When I create this board again for my final project, I plan to include a USB connection on the PCB to eliminate the need for an external programmer. I also plan to design the board for the SAMD21 chip to eliminate the issue I experienced using megaTinyCore in Arduino on my M1 macbook laptop, which seems to cause problems for many different coding toolkits that I use.

Output Devices

This week I began designing a prototype for the circuit I'll use in my final project. The circuit contains 9 very bright drop diodes, a stepper motor driver, and pins for a stepper motor, all powered by a 9V battery.

At first I wanted to use the DRV8428 stepper motor driver to control the stepper, however they were out of stock on digikey due to supply chain shortages. I then began to design my circuit by attempting to use two H-bridges to control the stepper motor.

Halfway through this process, thankfully one of the TA's recommended that I use a different stepper driver that is readily available, so I moved forward with the Popolu A4988 stepper motor driver and ordered a few more for my final project.

I took time to carefully read the datasheet for this driver and connected it up to my SAMD21. I know that I'll need to use the microstepping feature this driver provides. I will also need to control multiple stepper motors as part of my final project, so I noted with signals I could split out and duplicate for both motors, and which would need to be controlled independently.

I also researched and purchased four different stepper motors made by Nema that satisfied the size and estimated torque/power requirements for my final project. I plan to make designs for both a normal rectangular-shaped stepper motor as well as a pancake stepper motor. I designed my circuit to account for the voltage requirements for these motors.

I cut and soldered the final design for my circuit and attached a 9V battery. When I plugged the four pins into the Atmel ICE, the board was recognized by the USB hub.

Ultimately after further testing, I realized that the board would not work proprely due to improperly routing the debug header for the SAMD21. I later redesigned the board, removing the LEDs and simplifying the routing to control only two pololu stepper drivers. I also decided to use a pre-housed SAMD21 with USB-C connector to simplify the soldering and debugging process.

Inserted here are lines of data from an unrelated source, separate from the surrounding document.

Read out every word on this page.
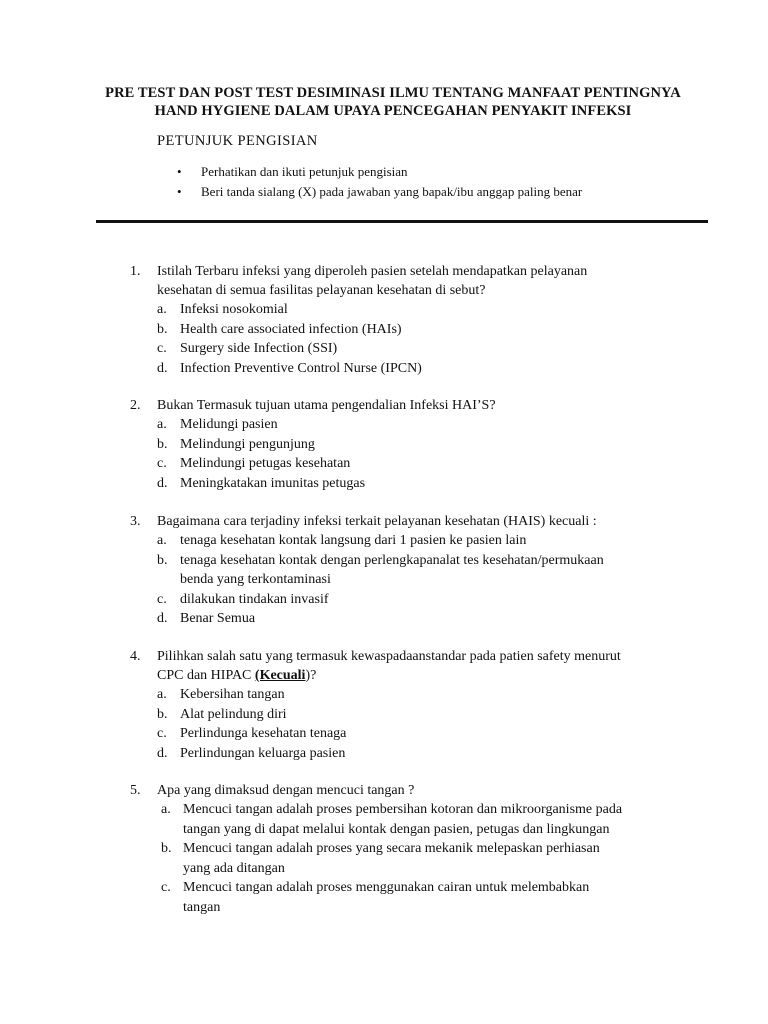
PRE TEST DAN POST TEST DESIMINASI ILMU TENTANG MANFAAT PENTINGNYA
HAND HYGIENE DALAM UPAYA PENCEGAHAN PENYAKIT INFEKSI
PETUNJUK PENGISIAN
• Perhatikan dan ikuti petunjuk pengisian
• Beri tanda sialang (X) pada jawaban yang bapak/ibu anggap paling benar
1. Istilah Terbaru infeksi yang diperoleh pasien setelah mendapatkan pelayanan
kesehatan di semua fasilitas pelayanan kesehatan di sebut?
a. Infeksi nosokomial
b. Health care associated infection (HAIs)
c. Surgery side Infection (SSI)
d. Infection Preventive Control Nurse (IPCN)
2. Bukan Termasuk tujuan utama pengendalian Infeksi HAI’S?
a. Melidungi pasien
b. Melindungi pengunjung
c. Melindungi petugas kesehatan
d. Meningkatakan imunitas petugas
3. Bagaimana cara terjadiny infeksi terkait pelayanan kesehatan (HAIS) kecuali :
a. tenaga kesehatan kontak langsung dari 1 pasien ke pasien lain
b. tenaga kesehatan kontak dengan perlengkapanalat tes kesehatan/permukaan
benda yang terkontaminasi
c. dilakukan tindakan invasif
d. Benar Semua
4. Pilihkan salah satu yang termasuk kewaspadaanstandar pada patien safety menurut
CPC dan HIPAC (Kecuali)?
a. Kebersihan tangan
b. Alat pelindung diri
c. Perlindunga kesehatan tenaga
d. Perlindungan keluarga pasien
5. Apa yang dimaksud dengan mencuci tangan ?
a. Mencuci tangan adalah proses pembersihan kotoran dan mikroorganisme pada
tangan yang di dapat melalui kontak dengan pasien, petugas dan lingkungan
b. Mencuci tangan adalah proses yang secara mekanik melepaskan perhiasan
yang ada ditangan
c. Mencuci tangan adalah proses menggunakan cairan untuk melembabkan
tangan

Eventually, after an extensive debugging process, I was able to run both stepper motors using this board.

Networking

My goal this week was to network between the two PCBs that I need for the light clock component of my final project.

The light clock requires one main PCB that will control two stepper motors using dedicated stepper drivers. The other peripheral PCB will house the array of high intensity diodes that create the light beam. I wanted to communicate between the boards using the I2C pins on the SAMD21.

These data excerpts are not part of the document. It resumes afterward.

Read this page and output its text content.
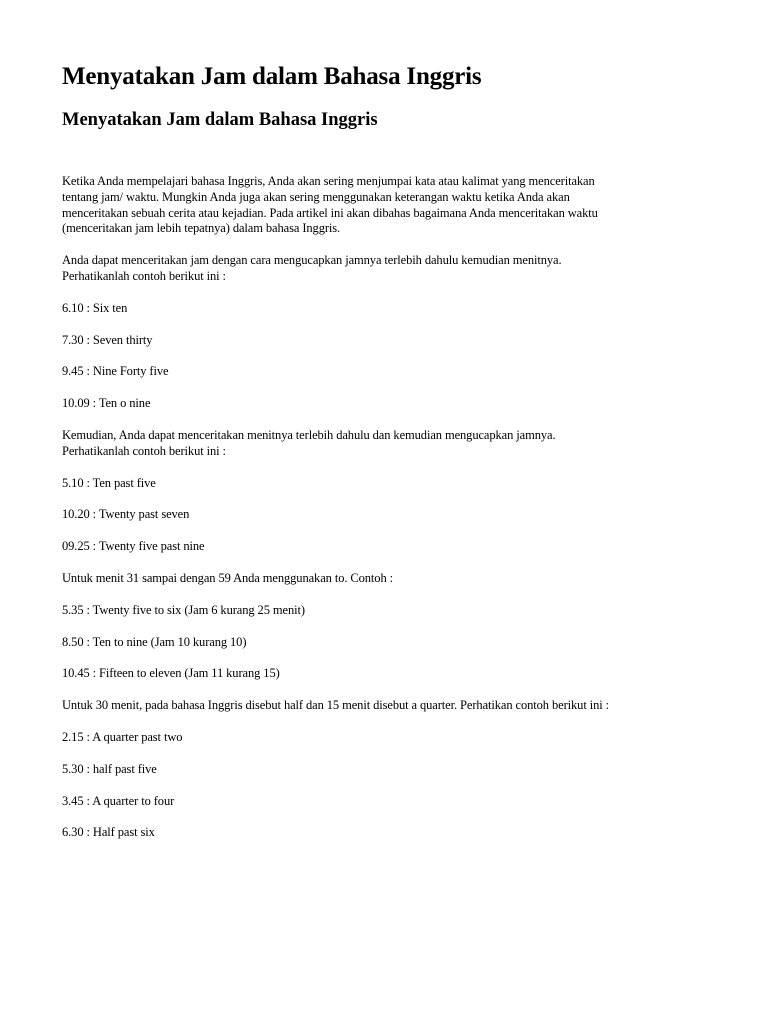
Menyatakan Jam dalam Bahasa Inggris
Menyatakan Jam dalam Bahasa Inggris

Ketika Anda mempelajari bahasa Inggris, Anda akan sering menjumpai kata atau kalimat yang menceritakan
tentang jam/ waktu. Mungkin Anda juga akan sering menggunakan keterangan waktu ketika Anda akan
menceritakan sebuah cerita atau kejadian. Pada artikel ini akan dibahas bagaimana Anda menceritakan waktu
(menceritakan jam lebih tepatnya) dalam bahasa Inggris.

Anda dapat menceritakan jam dengan cara mengucapkan jamnya terlebih dahulu kemudian menitnya.
Perhatikanlah contoh berikut ini :

6.10 : Six ten

7.30 : Seven thirty

9.45 : Nine Forty five

10.09 : Ten o nine

Kemudian, Anda dapat menceritakan menitnya terlebih dahulu dan kemudian mengucapkan jamnya.
Perhatikanlah contoh berikut ini :

5.10 : Ten past five

10.20 : Twenty past seven

09.25 : Twenty five past nine

Untuk menit 31 sampai dengan 59 Anda menggunakan to. Contoh :

5.35 : Twenty five to six (Jam 6 kurang 25 menit)

8.50 : Ten to nine (Jam 10 kurang 10)

10.45 : Fifteen to eleven (Jam 11 kurang 15)

Untuk 30 menit, pada bahasa Inggris disebut half dan 15 menit disebut a quarter. Perhatikan contoh berikut ini :

2.15 : A quarter past two

5.30 : half past five

3.45 : A quarter to four

6.30 : Half past six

I designed and manfuctured three different versions of these PCBs this week, debugging electronics design issues after each iteration. I had issues bootloading the SAMD21 using only 4 pins, so I later switched to the standard 10-pin header.

My final project will ultimately be powered from an external power source, so I wanted to test programming these boards using a power source.

I successfully ran a hello world program on the board, but didn't get to complete the networking implementation. I plan to complete this for the final project.

Interface & Application Programming

This week in addition to experimenting with interface and application programming, I re-cut, soldered and programmed the main board for my final project. I also began preliminary physical design in Fusion.

Since I focused most of my efforts on my final project board, I interpretted the application and programming assignment for the week rather loosely due to time constraints. I wrote an application that "interfaces a user with an input or output device" via a webcam that tracks the position of the device over a planar object (using Python/OpenCV) and maps it's location within a Three.js scene running in the browser.

If I have more time I'd aim to implement better object tracking that also has the ability to account for an objects orientation. I also began thinking about collaborative design software that would allow a user to design three-dimensional objects using a physical interface.